Lift weights 2-3x per week. Your muscles need the challenge that heavy weights afford to counteract the natural muscle loss that menopausal women experience. Choose exercises that use multiple large muscle groups, like squats, lunges, step-ups, renegade rows, deadlifts, and overhead press. Aim for 3 sets of 6-8 repetitions with as much weight as you can safely manage. Make sure you start with lower weights until you are confident in your ability to complete the movement.
In pre-menopausal women, estrogen assists with keeping cortisol low. Cortisol, the body's stress hormone, works at receptors in virtually every system in the body. Cortisol plays an important role in the body's flight-or-fight response (the sympathetic nervous system - SNS) by keeping energy levels high when the body perceives a threat. Cortisol also slows functions that would be nonessential or harmful in a fight-or-flight situation - it reduces immune system response and suppresses the digestive system, the reproductive system and growth processes. Cortisol also helps control your sleep-wake cycle. High levels of cortisol, particularly chronically high levels, can result in weight gain, high blood sugar/diabetes, high blood pressure, excessive hair growth, muscle weakness, and bone fractures.

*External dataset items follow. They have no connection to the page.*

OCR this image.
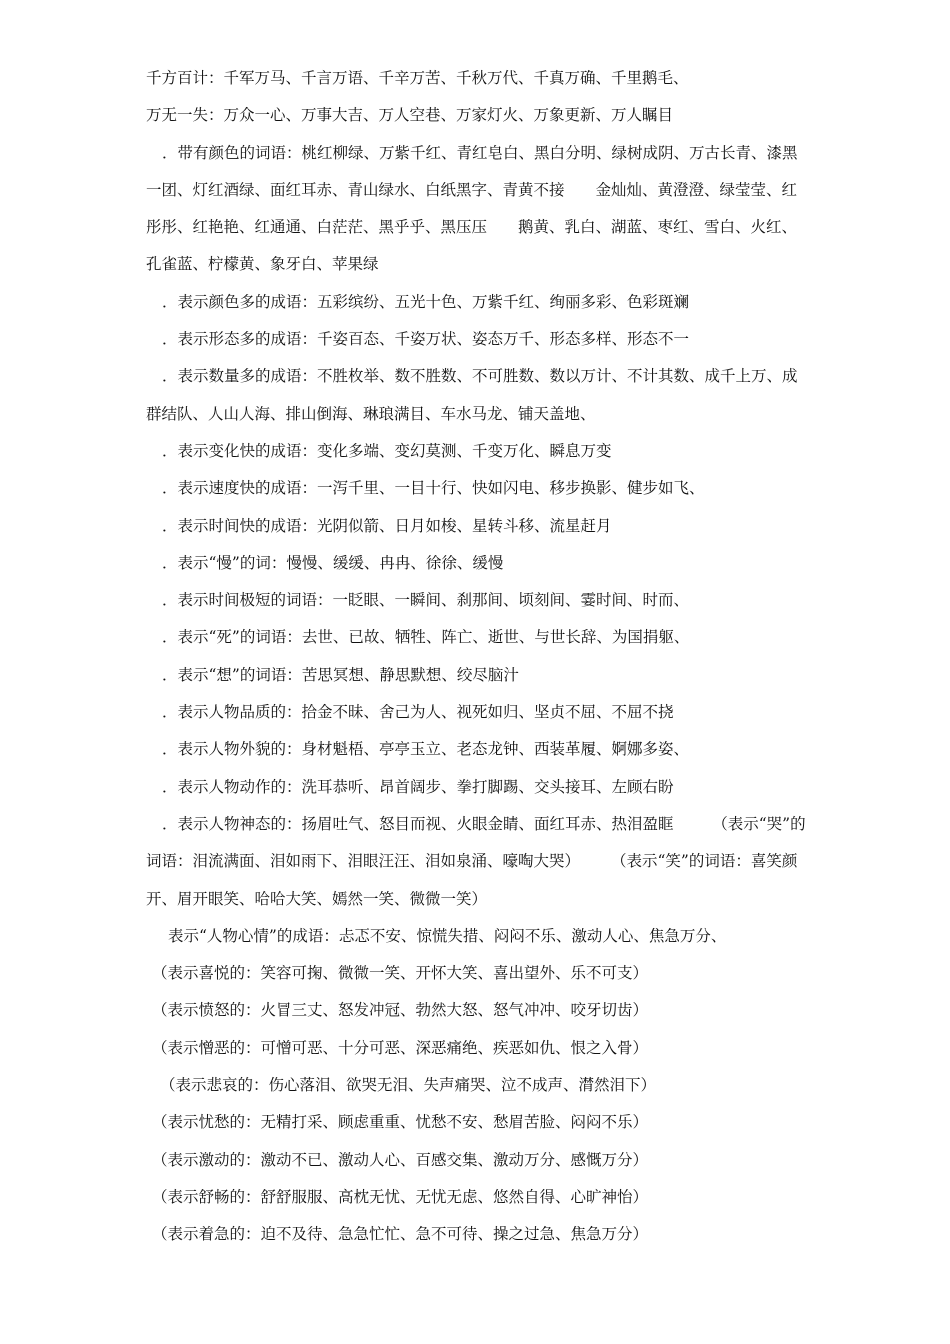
千方百计：千军万马、千言万语、千辛万苦、千秋万代、千真万确、千里鹅毛、

万无一失：万众一心、万事大吉、万人空巷、万家灯火、万象更新、万人瞩目

．带有颜色的词语：桃红柳绿、万紫千红、青红皂白、黑白分明、绿树成阴、万古长青、漆黑一团、灯红酒绿、面红耳赤、青山绿水、白纸黑字、青黄不接　　金灿灿、黄澄澄、绿莹莹、红彤彤、红艳艳、红通通、白茫茫、黑乎乎、黑压压　　鹅黄、乳白、湖蓝、枣红、雪白、火红、孔雀蓝、柠檬黄、象牙白、苹果绿

．表示颜色多的成语：五彩缤纷、五光十色、万紫千红、绚丽多彩、色彩斑斓

．表示形态多的成语：千姿百态、千姿万状、姿态万千、形态多样、形态不一

．表示数量多的成语：不胜枚举、数不胜数、不可胜数、数以万计、不计其数、成千上万、成群结队、人山人海、排山倒海、琳琅满目、车水马龙、铺天盖地、

．表示变化快的成语：变化多端、变幻莫测、千变万化、瞬息万变

．表示速度快的成语：一泻千里、一目十行、快如闪电、移步换影、健步如飞、

．表示时间快的成语：光阴似箭、日月如梭、星转斗移、流星赶月

．表示“慢”的词：慢慢、缓缓、冉冉、徐徐、缓慢

．表示时间极短的词语：一眨眼、一瞬间、刹那间、顷刻间、霎时间、时而、

．表示“死”的词语：去世、已故、牺牲、阵亡、逝世、与世长辞、为国捐躯、

．表示“想”的词语：苦思冥想、静思默想、绞尽脑汁

．表示人物品质的：拾金不昧、舍己为人、视死如归、坚贞不屈、不屈不挠

．表示人物外貌的：身材魁梧、亭亭玉立、老态龙钟、西装革履、婀娜多姿、

．表示人物动作的：洗耳恭听、昂首阔步、拳打脚踢、交头接耳、左顾右盼

．表示人物神态的：扬眉吐气、怒目而视、火眼金睛、面红耳赤、热泪盈眶　　　（表示“哭”的词语：泪流满面、泪如雨下、泪眼汪汪、泪如泉涌、嚎啕大哭）　　　（表示“笑”的词语：喜笑颜开、眉开眼笑、哈哈大笑、嫣然一笑、微微一笑）

表示“人物心情”的成语：忐忑不安、惊慌失措、闷闷不乐、激动人心、焦急万分、

（表示喜悦的：笑容可掬、微微一笑、开怀大笑、喜出望外、乐不可支）

（表示愤怒的：火冒三丈、怒发冲冠、勃然大怒、怒气冲冲、咬牙切齿）

（表示憎恶的：可憎可恶、十分可恶、深恶痛绝、疾恶如仇、恨之入骨）

（表示悲哀的：伤心落泪、欲哭无泪、失声痛哭、泣不成声、潸然泪下）

（表示忧愁的：无精打采、顾虑重重、忧愁不安、愁眉苦脸、闷闷不乐）

（表示激动的：激动不已、激动人心、百感交集、激动万分、感慨万分）

（表示舒畅的：舒舒服服、高枕无忧、无忧无虑、悠然自得、心旷神怡）

（表示着急的：迫不及待、急急忙忙、急不可待、操之过急、焦急万分）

The effects of exercise on cortisol appear to be related to the duration and intensity. In general, the body reacts to exercise as it does any stressor - by activating the SNS, including cortisol release. Medium intensity exercise with a lot of volume, the kind that filled the bulk of our pre-menopausal training plans (e.g., 2-3 hour long rides), causes cortisol to increase in proportion to the intensity and duration of the exercise. Menopausal women no longer have estrogen to help with management of the cortisol so baseline levels rise if women keep doing the bulk of their training like they did before menopause. The result is increased abdominal fat, loss of lean muscle, and increased risk of stress fractures. Low intensity exercise, on the other hand, causes little or no rise in cortisol. I need to reiterate that low intensity, in this setting, is very low...you should feel like you're out for a joy ride, not a workout. High intensity exercise increases cortisol, but for a short period of time because the effort is short. The best way for a menopausal woman to manage her cortisol while achieving her training goals is to polarize her training. Instead of filling the schedule with medium efforts, alternate extraordinarily easy workouts with incredibly hard, short ones. And once or twice a week, go out and do that medium intensity long ride that you love.Importantly, you must keep your easy workouts easy. Do not let them become medium intensity! You cannot add HIITs without substituting easy workouts for medium intensity ones or you will see negative effects.
Physiological changes observed during menopause can negatively impact your ability to exercise. But, with a few changes in your training routine, you can overcome most of those impacts and continue to see desired increases in your performance throughout your menopausal years.